Quote M@islebugs="M@islebugs"You've actually been talking some sense lately. Been ill? '"
Two points
Quote M@islebugs="M@islebugs"1, I don't have an inside track. '"
That much is clear.
Quote M@islebugs="M@islebugs"I saw everything that you saw and concluded correctly. '"
Tosh. This "claim" means nothing. I say I "concluded correctly" too. Equally meaningless.
Quote M@islebugs="M@islebugs"However, one group of people did have an inside track. The RFL audited the club as part of its SL license and then Peter Hood came and asked them for 700k (presuming the RFL didn't make an unsolicited offer). This should have given them grounds for seeking further information/input. Surely you must see this as a serious failing or at least a point in this story where something 'different' might have happened. '"
I am no accountant but I do not believe that the RFL carries out any sort of "audit" in the sense you mean. And my problem with this claim is that the answer to your implicit question would be that the RFL knew the Bulls were effectively trading whilst insolvent but loaned them money. I don't buy it.
I don't see any serious failing on the part of the RFL. We know so little about the smallprint of the deals but what little has emerged seems to only indicate a governing body trying to help keep afloat a club with cashflow issues. Not for the first time, not for the last.
Of course "something different" might have happened. The RFL might have refused to do anything and the club might have gone rapidly down the pan, for one thing. Would you have been happy then?
Quote M@islebugs="M@islebugs"2, There were alternatives.
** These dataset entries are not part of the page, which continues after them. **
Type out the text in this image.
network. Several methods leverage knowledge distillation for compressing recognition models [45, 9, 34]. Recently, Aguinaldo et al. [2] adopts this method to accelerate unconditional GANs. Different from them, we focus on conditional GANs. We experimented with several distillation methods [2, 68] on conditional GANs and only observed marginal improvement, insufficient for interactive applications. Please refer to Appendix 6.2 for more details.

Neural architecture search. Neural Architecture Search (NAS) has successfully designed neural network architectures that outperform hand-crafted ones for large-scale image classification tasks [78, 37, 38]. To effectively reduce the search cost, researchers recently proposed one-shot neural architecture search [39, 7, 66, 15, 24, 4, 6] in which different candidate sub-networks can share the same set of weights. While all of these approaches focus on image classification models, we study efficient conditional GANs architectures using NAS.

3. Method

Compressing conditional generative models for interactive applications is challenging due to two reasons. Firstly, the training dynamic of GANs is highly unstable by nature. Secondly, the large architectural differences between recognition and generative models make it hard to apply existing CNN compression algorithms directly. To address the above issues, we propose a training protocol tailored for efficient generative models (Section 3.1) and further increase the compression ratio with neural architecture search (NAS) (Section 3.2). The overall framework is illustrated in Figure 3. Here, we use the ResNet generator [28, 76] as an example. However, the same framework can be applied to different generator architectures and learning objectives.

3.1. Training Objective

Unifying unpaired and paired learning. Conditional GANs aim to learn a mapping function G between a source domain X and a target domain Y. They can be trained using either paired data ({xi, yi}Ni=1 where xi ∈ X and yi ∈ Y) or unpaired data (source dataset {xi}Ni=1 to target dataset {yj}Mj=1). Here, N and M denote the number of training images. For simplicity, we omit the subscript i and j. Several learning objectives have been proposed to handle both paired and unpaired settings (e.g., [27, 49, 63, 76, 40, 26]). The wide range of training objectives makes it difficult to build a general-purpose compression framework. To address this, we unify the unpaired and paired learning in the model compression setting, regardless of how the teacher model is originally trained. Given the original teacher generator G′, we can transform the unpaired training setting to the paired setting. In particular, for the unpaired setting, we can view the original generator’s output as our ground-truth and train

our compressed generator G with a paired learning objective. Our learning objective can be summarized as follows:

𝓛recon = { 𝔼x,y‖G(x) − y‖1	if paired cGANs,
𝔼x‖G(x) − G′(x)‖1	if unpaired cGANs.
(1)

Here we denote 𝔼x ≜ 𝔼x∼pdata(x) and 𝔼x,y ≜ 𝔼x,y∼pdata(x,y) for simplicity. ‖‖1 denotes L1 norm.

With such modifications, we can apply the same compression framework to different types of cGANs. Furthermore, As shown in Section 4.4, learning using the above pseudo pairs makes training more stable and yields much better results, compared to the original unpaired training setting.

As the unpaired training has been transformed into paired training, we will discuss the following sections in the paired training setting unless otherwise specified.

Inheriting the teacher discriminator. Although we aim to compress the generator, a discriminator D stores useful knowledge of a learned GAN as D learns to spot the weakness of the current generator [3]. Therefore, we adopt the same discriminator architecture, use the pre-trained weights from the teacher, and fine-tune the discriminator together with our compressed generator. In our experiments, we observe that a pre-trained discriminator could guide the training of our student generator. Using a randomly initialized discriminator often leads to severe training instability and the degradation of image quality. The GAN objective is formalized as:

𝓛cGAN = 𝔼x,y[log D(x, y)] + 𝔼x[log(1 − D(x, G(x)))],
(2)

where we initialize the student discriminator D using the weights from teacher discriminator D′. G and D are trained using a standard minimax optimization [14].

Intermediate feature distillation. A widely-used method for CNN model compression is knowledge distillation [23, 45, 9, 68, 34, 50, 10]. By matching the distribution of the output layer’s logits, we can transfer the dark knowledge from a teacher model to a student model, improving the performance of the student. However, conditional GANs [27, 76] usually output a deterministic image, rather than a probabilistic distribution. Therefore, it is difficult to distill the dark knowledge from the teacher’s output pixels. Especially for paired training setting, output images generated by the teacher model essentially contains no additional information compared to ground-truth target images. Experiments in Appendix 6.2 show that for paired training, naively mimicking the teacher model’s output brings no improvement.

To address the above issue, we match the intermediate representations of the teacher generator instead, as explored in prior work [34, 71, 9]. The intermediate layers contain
Martyn Sadler knew of at least three consortium who were interested in buying the Bulls who (according to Guilfoyle) withdrew when they saw the books.'"
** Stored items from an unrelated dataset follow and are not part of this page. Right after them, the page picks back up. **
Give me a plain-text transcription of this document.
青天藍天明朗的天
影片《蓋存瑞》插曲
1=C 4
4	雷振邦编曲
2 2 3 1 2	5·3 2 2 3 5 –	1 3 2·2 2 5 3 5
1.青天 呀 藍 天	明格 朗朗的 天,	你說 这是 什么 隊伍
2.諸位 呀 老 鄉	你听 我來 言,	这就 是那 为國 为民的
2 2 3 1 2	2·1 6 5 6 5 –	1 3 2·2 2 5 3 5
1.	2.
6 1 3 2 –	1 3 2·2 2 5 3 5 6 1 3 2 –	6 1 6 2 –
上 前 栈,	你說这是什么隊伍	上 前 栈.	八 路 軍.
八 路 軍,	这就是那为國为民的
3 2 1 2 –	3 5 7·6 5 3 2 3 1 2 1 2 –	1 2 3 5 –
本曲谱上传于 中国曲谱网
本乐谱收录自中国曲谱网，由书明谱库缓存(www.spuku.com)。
That is a contradiction in terms. Someone who is not interested in buying is no sort of "alternative" that I recognise! Anyway, who were these consortia? Were they even worth tuppence? Or just pie-in-the-sky merchants?
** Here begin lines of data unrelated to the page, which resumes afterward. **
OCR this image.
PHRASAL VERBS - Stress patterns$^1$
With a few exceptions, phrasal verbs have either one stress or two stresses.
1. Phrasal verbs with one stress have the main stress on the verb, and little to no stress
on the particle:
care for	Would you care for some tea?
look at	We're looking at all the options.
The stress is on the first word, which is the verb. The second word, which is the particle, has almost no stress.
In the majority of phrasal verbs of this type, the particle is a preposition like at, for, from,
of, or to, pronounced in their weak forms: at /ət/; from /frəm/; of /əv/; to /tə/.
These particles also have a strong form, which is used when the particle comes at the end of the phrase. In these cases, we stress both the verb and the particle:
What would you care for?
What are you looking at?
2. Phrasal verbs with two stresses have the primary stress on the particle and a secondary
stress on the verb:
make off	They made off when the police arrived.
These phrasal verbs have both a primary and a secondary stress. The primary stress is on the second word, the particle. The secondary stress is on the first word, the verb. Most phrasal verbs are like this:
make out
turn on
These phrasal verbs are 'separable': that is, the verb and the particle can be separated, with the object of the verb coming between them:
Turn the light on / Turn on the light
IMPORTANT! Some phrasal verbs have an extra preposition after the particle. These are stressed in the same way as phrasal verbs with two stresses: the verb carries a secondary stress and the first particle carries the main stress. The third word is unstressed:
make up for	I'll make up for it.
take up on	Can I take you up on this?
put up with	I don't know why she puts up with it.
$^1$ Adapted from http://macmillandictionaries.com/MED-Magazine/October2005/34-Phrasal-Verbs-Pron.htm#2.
"The books". What "books"? If you mean they saw the size of the debts, then that doesn't wash, as whatever deal they advanced, they buy from the administrator free from debts. So what else do you mean? (Genuine question - if you mean it wasn't being managed properly pre-admin -that would surely be irrelevant to any new purchaser who would surely be putting in their own team)
Quote M@islebugs="M@islebugs"Your points about the nature of 'conditions' in these negotiations are well made but both parties are still using the term 'condition' with the regards to the purchase/sale of the lease. '"
if they want to continue to cause needless confusion, what can anyone do? Presumably it suits the RFL (who have already pretty much admitted that they don't feel at liberty to give anything like the whole story) to nuttily blame "conditions" rather than have to make decisions and give simple answers to simple questions.
Quote M@islebugs="M@islebugs"The points stands, had their been intervention sooner when the RFL had grounds there is a reasonable chance the situation could have been brought to light sooner and the scale of the disaster would almost certainly not be as great as it now is'"
WHAT INTERVENTION though? Who would have intervened? How would they have done it? If there was anyone able to, why did they not do it?
What is the scale of the disaster? Can you give me a link to the figures? All I've seen is two wildly contrasting scenarios advanced via the press through Hood, and Caisley's appointees, seasoned by yet more disinformation from the bank. What was the scale of the disaster then, and how is it worse now? What money have we spent since, that we could have avoided spending?
Bottom line is your view seems to me to be just a bowl of wishful thinking, sprinkled with hindsight. In reality, it was up to the (what we now know to have been) warring factions within the club to bring the situation to a head and they all failed to act. The majority of the blame is on those who were running the club, a very substantial share of the blame is with the others who were not only seemingly washing their hands of it all, but allegedly not even prepared to meet and talk.
And to me, (not that there is now any point to this navel-gazing) therein lies the answer to your claims; at that time the Board and shareholders were hopelessly and irreconcileably divided, poles apart, and seemingly remain so. Given that paralyzing situation, I don't see ANYTHING that could have been done, unless that lot had done it. Between them, they owned the club, and without their agreement, nobody else had any way of getting in.